Z Gastroenterol 2017; 55(08): e57-e299
DOI: 10.1055/s-0037-1604945
Kurzvorträge
Pankreas
Prädiktion und Überleben beim Pankreaskarzinom: Freitag, 15 September 2017, 13:00 – 14:28, Coventry/Forschungsforum 4
Georg Thieme Verlag KG Stuttgart · New York

A comprehensive prognostic signature based on interaction of immune cell infiltration with stromal composition for resected pancreatic ductal adenocarcinoma

UM Mahajan
1   Klinikum der LMU München-Grosshadern, Medizinische Klinik und Poliklinik II, München, Deutschland
2   Universitätsmedizin Greifswald, KIM-A, Greifswald, Deutschland
,
E Langhoff
2   Universitätsmedizin Greifswald, KIM-A, Greifswald, Deutschland
,
E Costello
3   NIHR Liverpool Pancreas Biomedical Research Centre, University of Liverpool, Liverpool, Vereinigtes Königreich
,
W Greenhalf
3   NIHR Liverpool Pancreas Biomedical Research Centre, University of Liverpool, Liverpool, Vereinigtes Königreich
,
C Holloran
3   NIHR Liverpool Pancreas Biomedical Research Centre, University of Liverpool, Liverpool, Vereinigtes Königreich
,
G Beyer
1   Klinikum der LMU München-Grosshadern, Medizinische Klinik und Poliklinik II, München, Deutschland
2   Universitätsmedizin Greifswald, KIM-A, Greifswald, Deutschland
,
FU Weiss
2   Universitätsmedizin Greifswald, KIM-A, Greifswald, Deutschland
,
J Neoptolomos
3   NIHR Liverpool Pancreas Biomedical Research Centre, University of Liverpool, Liverpool, Vereinigtes Königreich
,
MW Büchler
4   Universität Heidelberg, Department of General, Visceral and Transplantation Surgery, Heidelburg, Deutschland
,
T Kohlmann
5   Universitätsmedizin Greifswald, Department of Community Medicine, Greifswald, Deutschland
,
MM Lerch
2   Universitätsmedizin Greifswald, KIM-A, Greifswald, Deutschland
,
J Mayerle
1   Klinikum der LMU München-Grosshadern, Medizinische Klinik und Poliklinik II, München, Deutschland
2   Universitätsmedizin Greifswald, KIM-A, Greifswald, Deutschland
› Author Affiliations
Further Information

Publication History

Publication Date:
02 August 2017 (online)

Also available at
 

Aim:

Remodelling of the pancreatic cancer tumour (PDAC) microenvironment and extracellular matrix (ECM) has been implicated in the prognosis of PDAC. We investigated whether infiltration of immune cell subsets affect the survival of pancreatic cancer patients and affect stromal composition (fibrogenic (aSMA high/collagen-I high); fibrolytic stroma (aSMA high/collagen-I low).

Material and methods:

TMA of 404 patients from the ESPAC-3 trial were immunostained for αSMA, collagen-I, CD3, CD4, CD8, CD68, CD206 and neutrophils.
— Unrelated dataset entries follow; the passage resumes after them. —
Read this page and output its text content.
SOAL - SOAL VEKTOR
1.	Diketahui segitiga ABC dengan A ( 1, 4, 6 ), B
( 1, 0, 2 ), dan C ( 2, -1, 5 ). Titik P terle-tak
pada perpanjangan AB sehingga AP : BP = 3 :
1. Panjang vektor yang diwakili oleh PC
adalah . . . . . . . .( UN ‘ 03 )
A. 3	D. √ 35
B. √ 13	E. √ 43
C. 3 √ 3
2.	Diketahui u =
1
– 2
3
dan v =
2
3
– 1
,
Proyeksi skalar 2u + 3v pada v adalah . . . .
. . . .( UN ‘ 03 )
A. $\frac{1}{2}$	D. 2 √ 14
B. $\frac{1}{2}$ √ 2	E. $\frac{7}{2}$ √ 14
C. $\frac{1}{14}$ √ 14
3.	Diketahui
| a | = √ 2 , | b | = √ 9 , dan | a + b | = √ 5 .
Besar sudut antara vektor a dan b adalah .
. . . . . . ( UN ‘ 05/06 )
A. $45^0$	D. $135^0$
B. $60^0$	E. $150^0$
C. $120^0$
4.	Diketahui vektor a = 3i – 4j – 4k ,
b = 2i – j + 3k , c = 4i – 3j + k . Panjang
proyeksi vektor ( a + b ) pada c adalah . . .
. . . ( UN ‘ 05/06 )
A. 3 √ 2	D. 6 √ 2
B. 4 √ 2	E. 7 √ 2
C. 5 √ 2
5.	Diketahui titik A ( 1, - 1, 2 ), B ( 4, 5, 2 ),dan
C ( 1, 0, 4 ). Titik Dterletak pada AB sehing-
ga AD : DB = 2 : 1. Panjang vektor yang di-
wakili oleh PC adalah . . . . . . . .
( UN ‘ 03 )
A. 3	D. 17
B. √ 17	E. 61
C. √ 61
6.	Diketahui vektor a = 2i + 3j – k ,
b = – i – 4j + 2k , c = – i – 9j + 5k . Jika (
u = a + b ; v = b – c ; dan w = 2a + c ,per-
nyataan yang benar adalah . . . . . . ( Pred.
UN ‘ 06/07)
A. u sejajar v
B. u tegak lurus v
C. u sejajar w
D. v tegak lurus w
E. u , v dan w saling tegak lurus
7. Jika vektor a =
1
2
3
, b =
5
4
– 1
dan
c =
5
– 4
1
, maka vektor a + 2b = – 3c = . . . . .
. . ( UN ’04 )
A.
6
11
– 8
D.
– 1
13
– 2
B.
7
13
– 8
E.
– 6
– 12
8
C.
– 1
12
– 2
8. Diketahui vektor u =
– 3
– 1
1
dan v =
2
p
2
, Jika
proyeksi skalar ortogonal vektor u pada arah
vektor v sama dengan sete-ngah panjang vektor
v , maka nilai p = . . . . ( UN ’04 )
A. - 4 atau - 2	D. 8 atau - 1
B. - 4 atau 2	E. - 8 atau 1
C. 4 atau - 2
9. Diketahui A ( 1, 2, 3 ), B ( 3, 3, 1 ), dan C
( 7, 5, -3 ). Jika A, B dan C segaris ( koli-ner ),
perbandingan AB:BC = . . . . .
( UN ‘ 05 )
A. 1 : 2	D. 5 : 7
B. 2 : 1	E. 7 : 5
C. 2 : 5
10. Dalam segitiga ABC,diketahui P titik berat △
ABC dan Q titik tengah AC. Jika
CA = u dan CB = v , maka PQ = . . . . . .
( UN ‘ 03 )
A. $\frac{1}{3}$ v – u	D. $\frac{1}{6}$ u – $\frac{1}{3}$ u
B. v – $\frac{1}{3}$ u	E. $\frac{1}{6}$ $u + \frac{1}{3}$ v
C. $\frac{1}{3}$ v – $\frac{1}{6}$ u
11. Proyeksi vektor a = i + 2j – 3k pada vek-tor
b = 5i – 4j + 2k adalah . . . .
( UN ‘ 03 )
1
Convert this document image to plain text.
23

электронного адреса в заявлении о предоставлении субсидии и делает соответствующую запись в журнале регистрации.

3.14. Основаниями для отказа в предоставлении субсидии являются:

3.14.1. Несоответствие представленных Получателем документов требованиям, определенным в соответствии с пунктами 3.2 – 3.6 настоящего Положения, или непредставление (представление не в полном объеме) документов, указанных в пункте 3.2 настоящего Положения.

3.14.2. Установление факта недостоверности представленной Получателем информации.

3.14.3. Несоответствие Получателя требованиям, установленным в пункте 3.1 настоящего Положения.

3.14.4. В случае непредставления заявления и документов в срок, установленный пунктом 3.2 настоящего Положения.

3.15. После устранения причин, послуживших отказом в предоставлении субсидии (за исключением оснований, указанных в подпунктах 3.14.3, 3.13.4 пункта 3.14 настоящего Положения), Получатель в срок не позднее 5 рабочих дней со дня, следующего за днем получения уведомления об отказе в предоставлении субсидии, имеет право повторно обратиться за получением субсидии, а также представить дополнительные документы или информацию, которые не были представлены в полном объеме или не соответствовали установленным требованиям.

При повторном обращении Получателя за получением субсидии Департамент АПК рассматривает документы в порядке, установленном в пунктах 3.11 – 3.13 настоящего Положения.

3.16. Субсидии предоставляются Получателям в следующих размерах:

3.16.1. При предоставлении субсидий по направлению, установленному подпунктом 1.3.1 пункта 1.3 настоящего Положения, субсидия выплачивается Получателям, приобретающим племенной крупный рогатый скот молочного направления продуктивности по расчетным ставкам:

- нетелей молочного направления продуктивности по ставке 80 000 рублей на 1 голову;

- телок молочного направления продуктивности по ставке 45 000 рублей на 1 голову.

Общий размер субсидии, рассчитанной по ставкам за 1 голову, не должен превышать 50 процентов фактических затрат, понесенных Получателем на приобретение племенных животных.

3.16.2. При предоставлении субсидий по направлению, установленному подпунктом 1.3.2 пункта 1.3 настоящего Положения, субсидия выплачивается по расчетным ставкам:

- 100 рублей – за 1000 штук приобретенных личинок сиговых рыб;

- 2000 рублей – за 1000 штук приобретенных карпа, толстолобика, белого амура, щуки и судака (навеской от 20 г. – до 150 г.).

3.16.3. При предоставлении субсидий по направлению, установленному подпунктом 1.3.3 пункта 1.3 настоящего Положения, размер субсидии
Median H-Scores of individual staining were calculated for all cores by multiplying the integrated density of tumor cell staining. Event free survival was plotted against low/high expression of leukocytes using Kaplan-Meier-curves, log-rank-tests, and Cox-proportional-hazards-models. All statistical tests were two-sided and performed in R.

Results:

In 1824 TMA from 382 patients (94.6%) immune cell composition was distinctly different in fibrolytic versus fibrogenic stroma. CD3 (Median EFS high-CD3-expression: 14.3 months vs. CD3-low-expreeesion 11 months, c2 LR,1DF= 14.7; p = 0.0001) count were found as stroma type independent prognostic markers while CD206 and CD68 were dependent on the type of stroma. Recursive partitioning for discrete-time-survival-tree analysis showed CD3 as strongest independent predictor but macrophage subpopulations to determine fibrogenic or fibrolytic stroma with a median EFS ranging from 6.3 month (fibrolytic stroma with low-CD3 and high-CD68 count) to 20.1 month (fibrogenic stroma, CD3-high).

Discussion:

The comprehensive prognostic signature based on interaction of immune cell infiltration with stromal composition provides better stratification in predicting event free survival in PDAC. Immune cells determine the predominant type of stromal composition and this may help in understanding the effect of the host immune response.